Entering edit mode
10.7 years ago
samsara
▴
630
I have RRBS fastq files. I used Bismark to perform methylation call. After methylation call I got M-bias plot shown below. The methylation rate of first three bases of 5 prime end is quite high. The actual methylation count and rate of first four position is shown below.
My questions are:
- Is the observed high methylation rate is because of end repair biases?
- In the literature It has been mentioned that it is common to have high methylation rate in 5' end, but how much is too much?
- First three bases of RRBS reads are either CGG or TGG depending on their methylation state. Is it good idea to chop off first 3 bases ? If yes, doesn't the removal of C (that retains original genomic methylation state) influence downstream analysis?
CpG context =========== position count methylated count unmethylated % methylation coverage 1 5000734 2489532 66.76 7490266 2 430 206 67.61 636 3 190 131 59.19 321 4 34174 79253 30.13 113427
For RRBS, the majority of the reads start with CGG or TGG (at the 5'), and that's the MspI cutting sites left-over. For the M-bias plot, it plots methylation% in each base, there is a higher probability that the first base is methylated, other bases may even do not have a C, thus low methylation%. Does it make sense to trim the first three bases in this case?
Trim_galore with --rrbs option trimmed another 2bp from the 3' end to remove the filled (end-repair introduced) Cs (unmethylated)

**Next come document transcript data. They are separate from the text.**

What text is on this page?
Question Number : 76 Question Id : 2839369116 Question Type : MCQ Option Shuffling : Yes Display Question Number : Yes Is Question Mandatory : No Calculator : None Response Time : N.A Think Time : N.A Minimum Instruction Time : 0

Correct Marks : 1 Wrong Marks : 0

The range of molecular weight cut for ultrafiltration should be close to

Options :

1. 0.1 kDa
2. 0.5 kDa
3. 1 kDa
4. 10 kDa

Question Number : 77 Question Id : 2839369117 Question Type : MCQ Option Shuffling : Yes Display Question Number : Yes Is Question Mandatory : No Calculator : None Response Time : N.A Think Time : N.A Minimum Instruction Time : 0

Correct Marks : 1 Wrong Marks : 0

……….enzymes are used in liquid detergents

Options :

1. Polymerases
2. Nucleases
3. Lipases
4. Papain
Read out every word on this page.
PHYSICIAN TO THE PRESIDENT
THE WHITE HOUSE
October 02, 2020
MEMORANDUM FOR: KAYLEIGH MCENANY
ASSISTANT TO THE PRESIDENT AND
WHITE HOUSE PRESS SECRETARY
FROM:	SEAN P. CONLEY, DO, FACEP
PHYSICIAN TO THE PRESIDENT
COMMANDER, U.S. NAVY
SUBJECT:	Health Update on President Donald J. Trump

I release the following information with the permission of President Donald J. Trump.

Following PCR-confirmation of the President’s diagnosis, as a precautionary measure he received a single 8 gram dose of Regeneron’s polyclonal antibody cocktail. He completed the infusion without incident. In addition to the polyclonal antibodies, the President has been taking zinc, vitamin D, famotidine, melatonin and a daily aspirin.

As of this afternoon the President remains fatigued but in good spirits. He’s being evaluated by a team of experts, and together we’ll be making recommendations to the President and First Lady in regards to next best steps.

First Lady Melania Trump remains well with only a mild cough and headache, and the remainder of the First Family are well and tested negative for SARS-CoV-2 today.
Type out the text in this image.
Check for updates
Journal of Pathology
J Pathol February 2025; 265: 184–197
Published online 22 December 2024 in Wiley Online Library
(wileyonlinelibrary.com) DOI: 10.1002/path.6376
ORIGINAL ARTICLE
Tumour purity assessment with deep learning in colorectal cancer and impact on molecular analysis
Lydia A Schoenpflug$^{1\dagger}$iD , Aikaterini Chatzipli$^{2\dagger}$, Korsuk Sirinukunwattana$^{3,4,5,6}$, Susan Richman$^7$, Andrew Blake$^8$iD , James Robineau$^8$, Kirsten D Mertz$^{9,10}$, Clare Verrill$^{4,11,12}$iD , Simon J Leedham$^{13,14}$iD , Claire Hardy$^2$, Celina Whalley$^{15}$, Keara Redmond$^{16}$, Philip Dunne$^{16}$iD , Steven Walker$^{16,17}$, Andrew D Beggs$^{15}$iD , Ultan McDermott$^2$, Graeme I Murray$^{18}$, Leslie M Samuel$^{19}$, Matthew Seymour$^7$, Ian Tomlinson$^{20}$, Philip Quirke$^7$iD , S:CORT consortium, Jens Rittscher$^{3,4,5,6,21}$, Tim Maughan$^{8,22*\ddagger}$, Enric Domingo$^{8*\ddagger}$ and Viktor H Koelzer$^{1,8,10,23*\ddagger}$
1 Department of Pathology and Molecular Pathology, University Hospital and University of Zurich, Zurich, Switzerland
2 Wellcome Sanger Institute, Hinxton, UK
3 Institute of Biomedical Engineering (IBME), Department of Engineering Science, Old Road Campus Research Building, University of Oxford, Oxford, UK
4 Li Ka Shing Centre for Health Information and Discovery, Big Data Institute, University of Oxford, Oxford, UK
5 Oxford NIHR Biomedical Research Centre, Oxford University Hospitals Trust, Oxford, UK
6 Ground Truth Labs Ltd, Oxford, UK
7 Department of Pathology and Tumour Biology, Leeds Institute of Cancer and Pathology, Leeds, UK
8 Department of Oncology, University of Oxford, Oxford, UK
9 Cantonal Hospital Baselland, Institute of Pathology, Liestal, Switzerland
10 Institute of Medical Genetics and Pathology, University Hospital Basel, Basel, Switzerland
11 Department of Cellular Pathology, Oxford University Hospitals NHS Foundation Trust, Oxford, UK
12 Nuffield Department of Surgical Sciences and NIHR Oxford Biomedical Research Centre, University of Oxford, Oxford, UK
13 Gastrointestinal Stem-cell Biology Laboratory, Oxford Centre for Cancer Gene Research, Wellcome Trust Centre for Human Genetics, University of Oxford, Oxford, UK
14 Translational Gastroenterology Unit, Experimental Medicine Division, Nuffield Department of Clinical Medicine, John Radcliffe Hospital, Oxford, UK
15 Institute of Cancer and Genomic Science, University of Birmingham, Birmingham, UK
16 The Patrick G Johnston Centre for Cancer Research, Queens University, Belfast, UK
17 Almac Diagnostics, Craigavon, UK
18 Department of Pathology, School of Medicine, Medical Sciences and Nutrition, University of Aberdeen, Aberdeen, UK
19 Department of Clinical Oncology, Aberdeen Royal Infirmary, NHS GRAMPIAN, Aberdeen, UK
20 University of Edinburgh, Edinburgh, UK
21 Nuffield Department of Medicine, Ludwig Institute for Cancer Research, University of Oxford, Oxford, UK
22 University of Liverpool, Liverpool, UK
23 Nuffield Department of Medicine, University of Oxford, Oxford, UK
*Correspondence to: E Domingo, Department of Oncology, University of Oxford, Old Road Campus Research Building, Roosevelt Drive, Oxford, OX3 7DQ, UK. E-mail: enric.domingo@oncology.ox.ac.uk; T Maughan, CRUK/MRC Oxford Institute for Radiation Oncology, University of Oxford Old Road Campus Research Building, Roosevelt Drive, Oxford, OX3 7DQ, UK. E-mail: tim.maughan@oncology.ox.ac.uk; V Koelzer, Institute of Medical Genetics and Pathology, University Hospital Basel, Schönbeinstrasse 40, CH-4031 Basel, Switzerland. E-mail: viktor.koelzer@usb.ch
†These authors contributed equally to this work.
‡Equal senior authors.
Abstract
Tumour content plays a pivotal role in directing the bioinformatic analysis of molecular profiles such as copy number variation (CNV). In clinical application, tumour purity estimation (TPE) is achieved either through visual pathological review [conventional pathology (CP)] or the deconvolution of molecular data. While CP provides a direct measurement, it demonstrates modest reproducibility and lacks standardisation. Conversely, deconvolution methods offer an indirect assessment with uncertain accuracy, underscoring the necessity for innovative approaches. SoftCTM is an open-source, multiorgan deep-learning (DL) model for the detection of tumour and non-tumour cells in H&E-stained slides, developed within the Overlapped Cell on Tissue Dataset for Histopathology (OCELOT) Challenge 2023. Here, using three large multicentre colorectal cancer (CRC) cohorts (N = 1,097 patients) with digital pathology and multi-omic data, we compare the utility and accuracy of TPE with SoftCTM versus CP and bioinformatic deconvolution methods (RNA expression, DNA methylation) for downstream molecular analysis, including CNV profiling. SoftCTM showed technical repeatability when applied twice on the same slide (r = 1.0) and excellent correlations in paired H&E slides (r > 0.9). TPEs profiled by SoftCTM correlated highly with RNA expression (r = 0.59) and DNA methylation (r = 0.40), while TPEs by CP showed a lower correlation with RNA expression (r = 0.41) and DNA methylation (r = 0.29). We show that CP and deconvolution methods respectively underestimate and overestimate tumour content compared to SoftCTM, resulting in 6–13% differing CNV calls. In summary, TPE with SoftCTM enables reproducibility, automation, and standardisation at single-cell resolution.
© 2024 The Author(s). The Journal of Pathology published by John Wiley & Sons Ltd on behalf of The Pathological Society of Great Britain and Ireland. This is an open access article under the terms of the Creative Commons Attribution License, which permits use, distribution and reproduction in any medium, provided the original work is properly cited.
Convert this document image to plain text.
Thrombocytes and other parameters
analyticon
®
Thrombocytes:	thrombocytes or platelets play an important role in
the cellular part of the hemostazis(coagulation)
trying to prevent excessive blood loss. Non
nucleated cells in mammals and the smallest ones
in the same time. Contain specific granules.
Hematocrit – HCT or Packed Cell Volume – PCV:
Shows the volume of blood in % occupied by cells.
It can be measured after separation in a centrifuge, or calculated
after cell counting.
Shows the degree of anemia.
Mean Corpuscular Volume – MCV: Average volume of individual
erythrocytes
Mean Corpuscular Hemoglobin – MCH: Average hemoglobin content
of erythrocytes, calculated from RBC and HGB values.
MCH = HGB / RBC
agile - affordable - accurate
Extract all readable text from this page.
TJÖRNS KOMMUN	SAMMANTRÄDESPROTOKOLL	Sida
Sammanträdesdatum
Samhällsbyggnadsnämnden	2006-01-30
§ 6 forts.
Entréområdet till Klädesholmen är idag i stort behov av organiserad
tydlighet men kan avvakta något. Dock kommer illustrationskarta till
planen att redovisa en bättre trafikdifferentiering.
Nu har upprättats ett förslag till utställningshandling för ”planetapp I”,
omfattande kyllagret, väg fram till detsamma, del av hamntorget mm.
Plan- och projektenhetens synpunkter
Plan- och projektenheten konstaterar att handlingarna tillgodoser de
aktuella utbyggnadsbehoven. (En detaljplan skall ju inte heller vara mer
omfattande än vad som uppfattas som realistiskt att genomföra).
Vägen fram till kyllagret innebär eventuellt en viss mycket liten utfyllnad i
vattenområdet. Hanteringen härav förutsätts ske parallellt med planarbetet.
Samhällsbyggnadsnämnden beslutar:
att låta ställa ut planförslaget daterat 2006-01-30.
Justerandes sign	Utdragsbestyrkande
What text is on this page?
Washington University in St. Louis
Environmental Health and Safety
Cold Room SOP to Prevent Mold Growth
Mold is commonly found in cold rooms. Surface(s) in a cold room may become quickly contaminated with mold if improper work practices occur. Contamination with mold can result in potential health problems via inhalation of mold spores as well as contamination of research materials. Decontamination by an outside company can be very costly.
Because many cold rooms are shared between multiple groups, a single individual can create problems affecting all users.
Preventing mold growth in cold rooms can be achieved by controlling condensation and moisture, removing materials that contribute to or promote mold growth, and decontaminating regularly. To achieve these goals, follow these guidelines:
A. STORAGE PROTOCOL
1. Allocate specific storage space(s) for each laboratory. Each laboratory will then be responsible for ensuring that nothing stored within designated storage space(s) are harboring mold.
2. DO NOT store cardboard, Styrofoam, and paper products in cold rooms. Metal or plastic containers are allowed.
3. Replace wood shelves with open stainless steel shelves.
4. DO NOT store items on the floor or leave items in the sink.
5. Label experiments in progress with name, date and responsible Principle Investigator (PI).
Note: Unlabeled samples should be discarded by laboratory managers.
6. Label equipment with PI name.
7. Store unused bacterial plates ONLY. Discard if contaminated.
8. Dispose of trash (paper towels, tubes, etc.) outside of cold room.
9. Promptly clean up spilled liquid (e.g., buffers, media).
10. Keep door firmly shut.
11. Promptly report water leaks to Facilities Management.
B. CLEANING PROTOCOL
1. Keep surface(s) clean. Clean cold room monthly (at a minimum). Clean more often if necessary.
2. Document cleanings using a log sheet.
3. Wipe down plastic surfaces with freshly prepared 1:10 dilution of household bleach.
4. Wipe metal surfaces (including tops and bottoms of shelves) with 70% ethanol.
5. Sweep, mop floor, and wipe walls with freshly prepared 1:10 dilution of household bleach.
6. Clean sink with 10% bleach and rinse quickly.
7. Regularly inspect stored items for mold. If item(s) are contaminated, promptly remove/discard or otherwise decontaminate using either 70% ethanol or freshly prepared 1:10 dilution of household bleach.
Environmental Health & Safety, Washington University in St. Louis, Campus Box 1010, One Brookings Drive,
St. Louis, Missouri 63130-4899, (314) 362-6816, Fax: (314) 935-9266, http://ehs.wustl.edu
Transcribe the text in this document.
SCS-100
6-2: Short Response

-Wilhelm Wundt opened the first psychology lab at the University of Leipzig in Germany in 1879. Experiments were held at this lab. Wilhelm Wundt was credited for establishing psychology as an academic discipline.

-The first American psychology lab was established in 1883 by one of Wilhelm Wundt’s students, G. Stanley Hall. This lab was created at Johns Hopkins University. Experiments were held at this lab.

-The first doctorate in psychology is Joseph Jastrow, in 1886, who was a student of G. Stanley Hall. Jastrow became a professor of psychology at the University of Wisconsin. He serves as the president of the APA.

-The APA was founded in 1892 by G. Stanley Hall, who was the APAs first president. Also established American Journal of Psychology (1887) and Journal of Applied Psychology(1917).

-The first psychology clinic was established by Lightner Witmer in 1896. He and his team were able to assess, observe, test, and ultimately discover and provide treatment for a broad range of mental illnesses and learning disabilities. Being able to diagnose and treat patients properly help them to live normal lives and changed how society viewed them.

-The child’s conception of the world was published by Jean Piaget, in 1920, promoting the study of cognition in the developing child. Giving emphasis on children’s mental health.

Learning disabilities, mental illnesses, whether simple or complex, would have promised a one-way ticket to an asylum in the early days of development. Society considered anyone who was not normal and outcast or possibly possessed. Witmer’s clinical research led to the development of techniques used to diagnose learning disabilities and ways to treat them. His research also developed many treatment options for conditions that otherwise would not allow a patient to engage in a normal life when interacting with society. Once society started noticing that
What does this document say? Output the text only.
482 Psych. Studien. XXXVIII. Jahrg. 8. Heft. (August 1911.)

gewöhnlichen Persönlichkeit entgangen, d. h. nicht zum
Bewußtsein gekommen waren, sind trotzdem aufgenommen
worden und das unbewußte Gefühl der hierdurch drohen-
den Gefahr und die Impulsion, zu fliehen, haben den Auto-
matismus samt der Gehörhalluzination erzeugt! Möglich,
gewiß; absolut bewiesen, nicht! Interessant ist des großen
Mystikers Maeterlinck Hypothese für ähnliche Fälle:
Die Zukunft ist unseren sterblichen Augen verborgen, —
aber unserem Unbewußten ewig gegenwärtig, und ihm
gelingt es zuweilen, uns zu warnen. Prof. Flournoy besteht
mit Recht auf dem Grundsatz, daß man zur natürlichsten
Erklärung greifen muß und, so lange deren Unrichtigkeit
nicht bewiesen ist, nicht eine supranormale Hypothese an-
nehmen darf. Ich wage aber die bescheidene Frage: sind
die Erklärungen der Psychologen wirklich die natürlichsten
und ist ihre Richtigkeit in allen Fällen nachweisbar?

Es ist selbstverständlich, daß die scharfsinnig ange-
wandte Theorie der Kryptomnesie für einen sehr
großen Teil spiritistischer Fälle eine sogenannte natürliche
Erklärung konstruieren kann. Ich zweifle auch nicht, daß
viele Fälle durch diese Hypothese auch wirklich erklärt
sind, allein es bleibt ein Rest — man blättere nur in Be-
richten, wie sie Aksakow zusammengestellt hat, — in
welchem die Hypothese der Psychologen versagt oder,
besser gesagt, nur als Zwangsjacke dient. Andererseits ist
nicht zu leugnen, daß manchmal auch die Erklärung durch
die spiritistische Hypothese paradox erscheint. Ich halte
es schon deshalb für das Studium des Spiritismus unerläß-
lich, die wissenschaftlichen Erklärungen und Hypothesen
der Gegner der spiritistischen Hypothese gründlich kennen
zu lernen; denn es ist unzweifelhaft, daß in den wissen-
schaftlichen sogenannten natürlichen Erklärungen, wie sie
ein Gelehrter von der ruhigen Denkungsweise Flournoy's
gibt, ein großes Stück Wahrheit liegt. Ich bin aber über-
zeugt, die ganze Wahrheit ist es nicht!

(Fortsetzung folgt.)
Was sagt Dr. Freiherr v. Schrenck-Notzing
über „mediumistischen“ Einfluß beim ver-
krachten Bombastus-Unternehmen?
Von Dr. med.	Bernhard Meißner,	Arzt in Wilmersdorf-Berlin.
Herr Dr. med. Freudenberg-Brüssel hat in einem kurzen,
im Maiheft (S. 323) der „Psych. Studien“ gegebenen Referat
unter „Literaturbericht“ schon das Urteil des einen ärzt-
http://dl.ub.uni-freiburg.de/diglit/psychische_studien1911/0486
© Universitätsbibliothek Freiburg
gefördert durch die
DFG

I read from here http://www.bioinformatics.babraham.ac.uk/projects/bismark/RRBS_Guide.pdf
Thank you, Ming
I realize this is a very delayed followup, but I was hoping you might clarify #1. Shouldn't the end-repair impact the 2 bases at the end of the read, not the first 3 bases?
One would think so, yes, but for some reason the third base seems to be affected at least sometimes too. No clue why.
But still, shouldn't it be the 2 or 3 bases at the end, not the beginning of the read?
For example, end-repair is causing problems at the end of the molecule and thus, the beginning of R2 for WGBS is wrong. Or is that a separate issue?